JAYAPURA, HarianTerbaruPapua.com – Menjelang perayaan Natal dan Tahun Baru (Nataru) 2025, Kantor Perwakilan Bank Indonesia (BI) Provinsi Papua memastikan kesiapan pasokan uang tunai untuk memenuhi kebutuhan transaksi masyarakat di seluruh wilayah Tanah Papua. Total uang kartal yang disiapkan BI Papua mencapai Rp6,7 triliun.
Kepala Perwakilan BI Provinsi Papua, Faturachman, menjelaskan bahwa pasokan uang tersebut akan didistribusikan melalui jaringan kas titipan yang tersebar di tujuh wilayah strategis.
“Ketersediaan uang tunai ini disiapkan untuk menjaga kelancaran transaksi selama momentum libur panjang Natal dan Tahun Baru,” ucap Faturachman selaku Kepala Perwakilan Bank Indonesia Provinsi Papua yang juga Wakil Ketua TPID Provinsi Papua dalam kegiatan Bincang – Bincang Media, Kamis (6/11/2025) malam.
Selain melalui jaringan kas titipan, BI Papua juga menjalankan kas keliling ke wilayah 3T (terdepan, terpencil, tertinggal) sebagai upaya memastikan seluruh lapisan masyarakat mendapatkan uang layak edar. Hingga Oktober 2025, kegiatan kas keliling telah menjangkau 22 wilayah kerja BI Papua dengan total modal kerja terserap mencapai Rp42 miliar.
“Kas keliling ini merupakan bagian dari komitmen BI untuk menyediakan uang layak edar di daerah yang sulit dijangkau layanan perbankan, terutama menjelang Nataru,” jelas Faturachman.
Berdasarkan proyeksi BI Papua, kebutuhan uang tunai pada periode November–Desember 2025 diperkirakan meningkat signifikan dibandingkan bulan-bulan sebelumnya.

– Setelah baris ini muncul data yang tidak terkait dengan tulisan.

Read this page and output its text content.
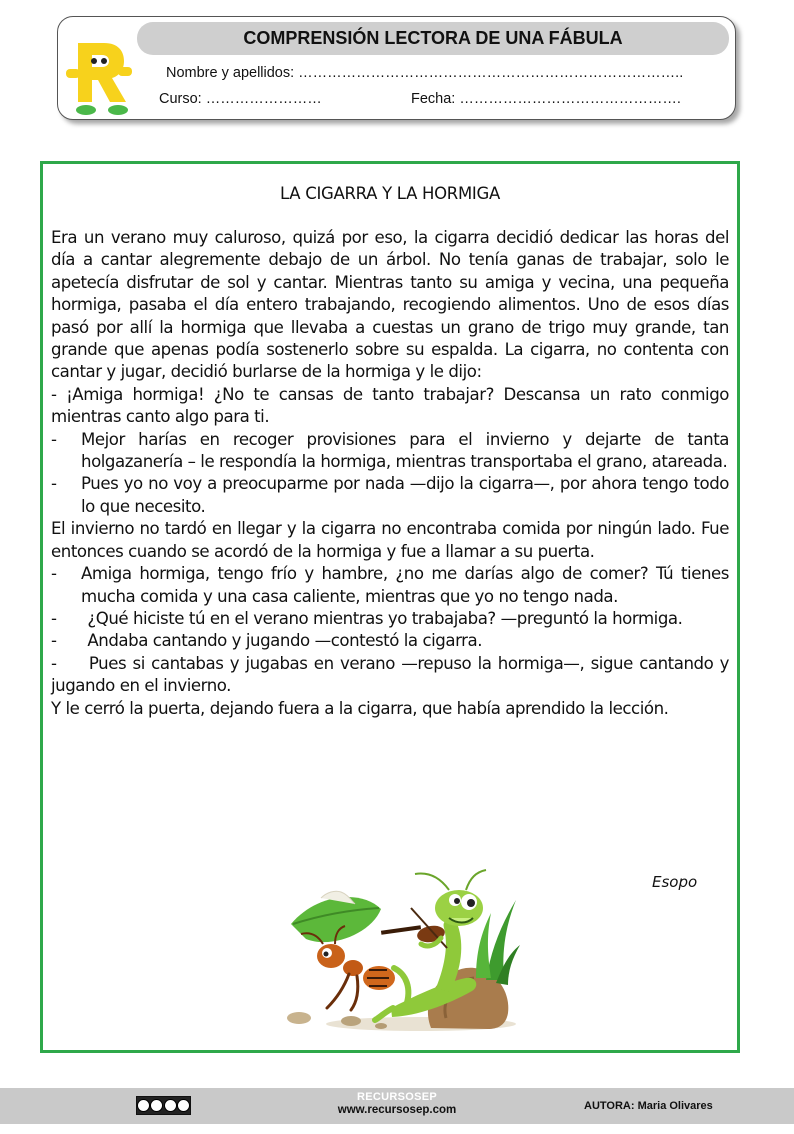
COMPRENSIÓN LECTORA DE UNA FÁBULA
Nombre y apellidos: ……………………………………………………………………..
Curso: ……………………	Fecha: ……………………………………….
LA CIGARRA Y LA HORMIGA

Era un verano muy caluroso, quizá por eso, la cigarra decidió dedicar las horas del día a cantar alegremente debajo de un árbol. No tenía ganas de trabajar, solo le apetecía disfrutar de sol y cantar. Mientras tanto su amiga y vecina, una pequeña hormiga, pasaba el día entero trabajando, recogiendo alimentos. Uno de esos días pasó por allí la hormiga que llevaba a cuestas un grano de trigo muy grande, tan grande que apenas podía sostenerlo sobre su espalda. La cigarra, no contenta con cantar y jugar, decidió burlarse de la hormiga y le dijo:

- ¡Amiga hormiga! ¿No te cansas de tanto trabajar? Descansa un rato conmigo mientras canto algo para ti.

-	Mejor harías en recoger provisiones para el invierno y dejarte de tanta holgazanería – le respondía la hormiga, mientras transportaba el grano, atareada.
-	Pues yo no voy a preocuparme por nada —dijo la cigarra—, por ahora tengo todo lo que necesito.

El invierno no tardó en llegar y la cigarra no encontraba comida por ningún lado. Fue entonces cuando se acordó de la hormiga y fue a llamar a su puerta.

-	Amiga hormiga, tengo frío y hambre, ¿no me darías algo de comer? Tú tienes mucha comida y una casa caliente, mientras que yo no tengo nada.

- ¿Qué hiciste tú en el verano mientras yo trabajaba? —preguntó la hormiga.

- Andaba cantando y jugando —contestó la cigarra.

- Pues si cantabas y jugabas en verano —repuso la hormiga—, sigue cantando y jugando en el invierno.

Y le cerró la puerta, dejando fuera a la cigarra, que había aprendido la lección.

Esopo
RECURSOSEP
www.recursosep.com	AUTORA: Maria Olivares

Realisasi penarikan bank pada Januari-Oktober 2025 mencapai Rp6,04 triliun, dan diproyeksikan naik menjadi Rp6,7 triliun di dua bulan terakhir tahun ini.
Kenaikan permintaan uang tunai ini didorong oleh peningkatan konsumsi rumah tangga selama Hari Besar Keagamaan Nasional (HBKN) serta realisasi belanja pemerintah yang umumnya lebih tinggi di akhir tahun.
“Pola ini sejalan dengan tren historis, di mana kebutuhan uang pada periode Nataru hampir setara dengan periode Ramadhan dan Idulfitri,” tambahnya.
Untuk menjaga ketersediaan uang layak edar, BI Papua bersinergi dengan jaringan perbankan yang tersebar di seluruh provinsi. Tercatat, terdapat 384 jaringan bank pemerintah, 141 jaringan bank pembangunan daerah (BPD), dan 35 jaringan bank swasta nasional, dengan total 884 mesin ATM yang siap melayani penarikan uang masyarakat.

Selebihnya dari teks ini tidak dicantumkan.